Quoting Dave Chinner (2013-05-04 21:45:40)
> On Sat, May 04, 2013 at 07:20:05AM -0400, Chris Mason wrote:
> > Quoting Dave Chinner (2013-05-03 21:15:47)
> > > Hi folks,
> > >
> > > It's that time again - I ran fsmark on btrfs and found performance
> > > was awful.
> > >
> > > tl;dr: memory pressure causes random writeback of metadata ("bad"),
> > > fragmenting the underlying sparse storage. This causes a downward
> > > spiral as btrfs cycles through "good" IO patterns that get
> > > fragmented at the device level due to the "bad" IO patterns
> > > fragmenting the underlying sparse device.
> > >
> >
> > Really interesting Dave, thanks for all this analysis.
> >
> > We're going to have hard time matching xfs fragmentation just because
> > the files are zero size and we don't have the inode tables. But, I'll
> > take a look at the metadata memory pressure based writeback, sounds like
> > we need to push a bigger burst.
>
> Yeah, I wouldn't expect it to behave like XFS does given all the
> metadata writeback ordering optimisation XFS has, but the level of
> fragmentation was a surprise. Fragmentation by itself isn't so much
> of a problem - ext4 is just as bad as btrfs in terms of the amount of
> image fragmentation, but it doesn't have the 100:1 IOPS explosion in
> the backing device.
The frustrating part of fsmark is watching all those inodes and dentries
suck down our ram, while the FS gets slammed doing writes on pages
that we actually want to keep around.
>
> Run the test and have a look at the iowatcher movies - they
> are quite instructive as they show the two separate phases
> that write alternately over the same sections of the disk. A
> picture^Wmovie is worth a thousand words ;)

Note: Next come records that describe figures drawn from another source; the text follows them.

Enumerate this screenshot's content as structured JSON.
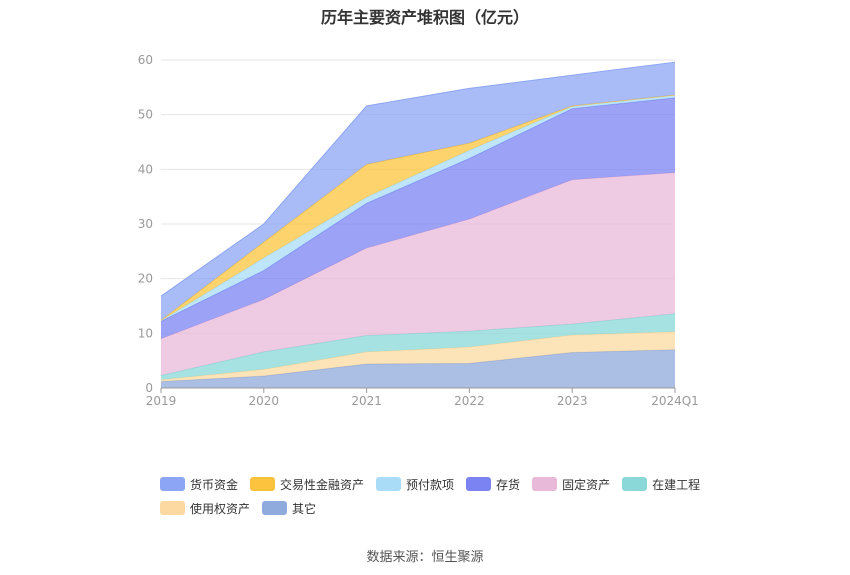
{
  "chart_data": {
    "type": "area",
    "stacked": true,
    "title": "历年主要资产堆积图（亿元）",
    "categories": [
      "2019",
      "2020",
      "2021",
      "2022",
      "2023",
      "2024Q1"
    ],
    "yticks": [
      "0",
      "10",
      "20",
      "30",
      "40",
      "50",
      "60"
    ],
    "ylim": [
      0,
      60
    ],
    "grid": true,
    "legend_position": "bottom",
    "series": [
      {
        "name": "其它",
        "color": "#8faadc",
        "values": [
          1.2,
          2.2,
          4.4,
          4.5,
          6.5,
          7.0
        ]
      },
      {
        "name": "使用权资产",
        "color": "#fcd9a0",
        "values": [
          0.3,
          1.2,
          2.2,
          3.0,
          3.2,
          3.3
        ]
      },
      {
        "name": "在建工程",
        "color": "#8ad8d8",
        "values": [
          0.8,
          3.2,
          3.0,
          2.9,
          2.0,
          3.3
        ]
      },
      {
        "name": "固定资产",
        "color": "#e8b9d8",
        "values": [
          6.7,
          9.6,
          16.0,
          20.5,
          26.4,
          25.8
        ]
      },
      {
        "name": "存货",
        "color": "#7b83f3",
        "values": [
          3.2,
          5.3,
          8.2,
          11.1,
          13.0,
          13.7
        ]
      },
      {
        "name": "预付款项",
        "color": "#a8dcf7",
        "values": [
          0.1,
          2.3,
          1.1,
          1.5,
          0.4,
          0.5
        ]
      },
      {
        "name": "交易性金融资产",
        "color": "#fcc43e",
        "values": [
          0.1,
          2.9,
          6.0,
          1.3,
          0.1,
          0.0
        ]
      },
      {
        "name": "货币资金",
        "color": "#8ca5f5",
        "values": [
          4.4,
          3.3,
          10.7,
          10.0,
          5.6,
          6.0
        ]
      }
    ],
    "legend_order": [
      "货币资金",
      "交易性金融资产",
      "预付款项",
      "存货",
      "固定资产",
      "在建工程",
      "使用权资产",
      "其它"
    ]
  },
  "source": "数据来源：恒生聚源"
}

;) Will do. We already have a few checks to skip btree writeback if
there isn't much actually dirty. But that's a tricky knob to turn
because balance_dirty_pages gets angry when you ignore it.
This is one of those tests where keeping the metadata out of the page
cache should make life easier.
>
> FWIW, the main reason I thought it is important enough to report
> because if the filesystem is being unfriendly to sparse files, then
> it is almost certainly being unfriendly to the internal mapping
> tables in modern SSDs....
Definitely. The other side of it is that memory pressure based
writeback means writing before we needed to, which means COWs that we
didn't need to do, which means more work for the allocator, which also
means more COWs that we didn't need to do. So, even without the sparse
backing store, we'll go faster if we tune this well.